La primera es el amor puro de Cristo, que produce rasgos de carácter como la compasión, la paciencia, la disposición a corregir cuando se es influido por el Espíritu Santo y la disposición a perdonar.
“Entre los principales motivos que conforman el carácter de Cristo se encuentra la caridad, ‘el amor puro de Cristo’ (Moroni 7:47)“, dijo. “Fue el amor puro el que, antes de la Creación, lo llevó a ofrecerse a sí mismo como nuestro Redentor. Su Expiación fue y es el supremo acto de amor.”
El segundo es elevar y ministrar a los demás — “Su pasión por fomentar la felicidad y el progreso de los demás”, dijo el presidente Christofferson. “Después de todo, Su objetivo entero, en armonía con el Padre, es ‘llevar a cabo la inmortalidad y la vida eterna’ de los hijos de Dios (Moisés 1:39)."
Las cualidades de carácter que surgen de la devoción por el bienestar y el éxito de los demás incluyen la humildad, la mansedumbre, el desinterés y el valor.
Una tercera fuerza motivadora que el presidente Christofferson dijo que es esencial para el carácter de Cristo es la devoción a la voluntad de Dios.
“Un deseo cristiano de glorificar a Dios y hacer Su voluntad conduce a las cualidades de carácter de honor, integridad y virtud”. Agregó que una vida de excelencia moral es una vida de virtud, un patrón de pensamiento y comportamiento basado en altos estándares morales, fidelidad a Dios y a los demás, y el esfuerzo por ser limpios y puros espiritual y físicamente.

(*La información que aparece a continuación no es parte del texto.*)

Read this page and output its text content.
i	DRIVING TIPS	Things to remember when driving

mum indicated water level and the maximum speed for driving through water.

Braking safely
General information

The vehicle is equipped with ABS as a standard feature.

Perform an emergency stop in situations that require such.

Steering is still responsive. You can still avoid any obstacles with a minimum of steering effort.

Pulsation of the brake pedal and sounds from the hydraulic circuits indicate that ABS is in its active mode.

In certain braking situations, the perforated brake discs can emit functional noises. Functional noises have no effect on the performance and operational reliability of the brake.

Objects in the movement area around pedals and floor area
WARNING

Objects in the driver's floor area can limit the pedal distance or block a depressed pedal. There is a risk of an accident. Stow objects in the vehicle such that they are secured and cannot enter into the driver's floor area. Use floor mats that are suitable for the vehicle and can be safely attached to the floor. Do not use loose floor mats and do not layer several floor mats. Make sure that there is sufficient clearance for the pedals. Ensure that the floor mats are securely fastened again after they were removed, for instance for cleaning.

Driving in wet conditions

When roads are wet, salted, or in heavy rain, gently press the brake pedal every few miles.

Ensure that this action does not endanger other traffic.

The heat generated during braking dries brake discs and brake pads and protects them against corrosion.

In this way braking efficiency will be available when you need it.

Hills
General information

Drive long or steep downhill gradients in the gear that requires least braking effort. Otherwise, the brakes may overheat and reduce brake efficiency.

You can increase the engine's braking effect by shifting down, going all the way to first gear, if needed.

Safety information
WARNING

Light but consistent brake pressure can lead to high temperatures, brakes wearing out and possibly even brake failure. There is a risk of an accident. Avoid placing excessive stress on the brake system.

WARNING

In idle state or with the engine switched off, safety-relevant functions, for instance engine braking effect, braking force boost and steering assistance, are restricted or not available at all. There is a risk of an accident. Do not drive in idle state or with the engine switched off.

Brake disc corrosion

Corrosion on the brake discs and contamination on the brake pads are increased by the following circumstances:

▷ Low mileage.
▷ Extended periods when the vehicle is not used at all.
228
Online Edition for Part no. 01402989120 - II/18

“Implica una búsqueda y una devoción a la verdad, al pensamiento correcto y a la acción correcta”, dijo el presidente Christofferson.
El presidente Christofferson enfatizó el punto con un pensamiento tomado del presidente Russell M. Nelson en su último discurso de la conferencia general de abril de 2025: “Nuestros pensamientos, palabras y acciones deben ser siempre virtuosos y llenos del puro amor de Jesucristo hacia todos los hombres”. “La gran oportunidad que tenemos ante nosotros es llegar a ser el pueblo que Dios necesita que seamos”.
En resumen, el presidente Christofferson dijo que Jesucristo actúa y piensa con amor puro, anhela bendecir y elevar a los demás, y se deleita en hacer la voluntad de Dios.
“Con fe en Cristo, podemos orar para que el Espíritu Santo efectúe un cambio poderoso en nosotros, a fin de infundir esas mismas motivaciones divinas en nuestro corazón y ayudarnos a practicar los atributos de un carácter semejante al de Cristo”, dijo.
Adoptar el carácter de Cristo no solo bendecirá a los individuos, sino que también ayudará a preparar al mundo para la Segunda Venida del Salvador.
“Tendemos a subestimar la influencia de las personas con atributos semejantes a los de Cristo en el mundo, pero trabajar uno por uno siempre ha sido el método de Jesús para cambiar la sociedad y establecer Su reino”, dijo. “Es la suma de las decisiones individuales a lo largo del tiempo lo que forma y cambia las sociedades para bien o para mal. Ninguno de nosotros por sí solo puede cambiar el mundo, pero cada uno de nosotros puede tener una influencia en el mundo.”
El presidente Christofferson concluyó testificando del Salvador viviente y resucitado y del papel del presidente Dallin H. Oaks como portavoz profético del Señor para el mundo.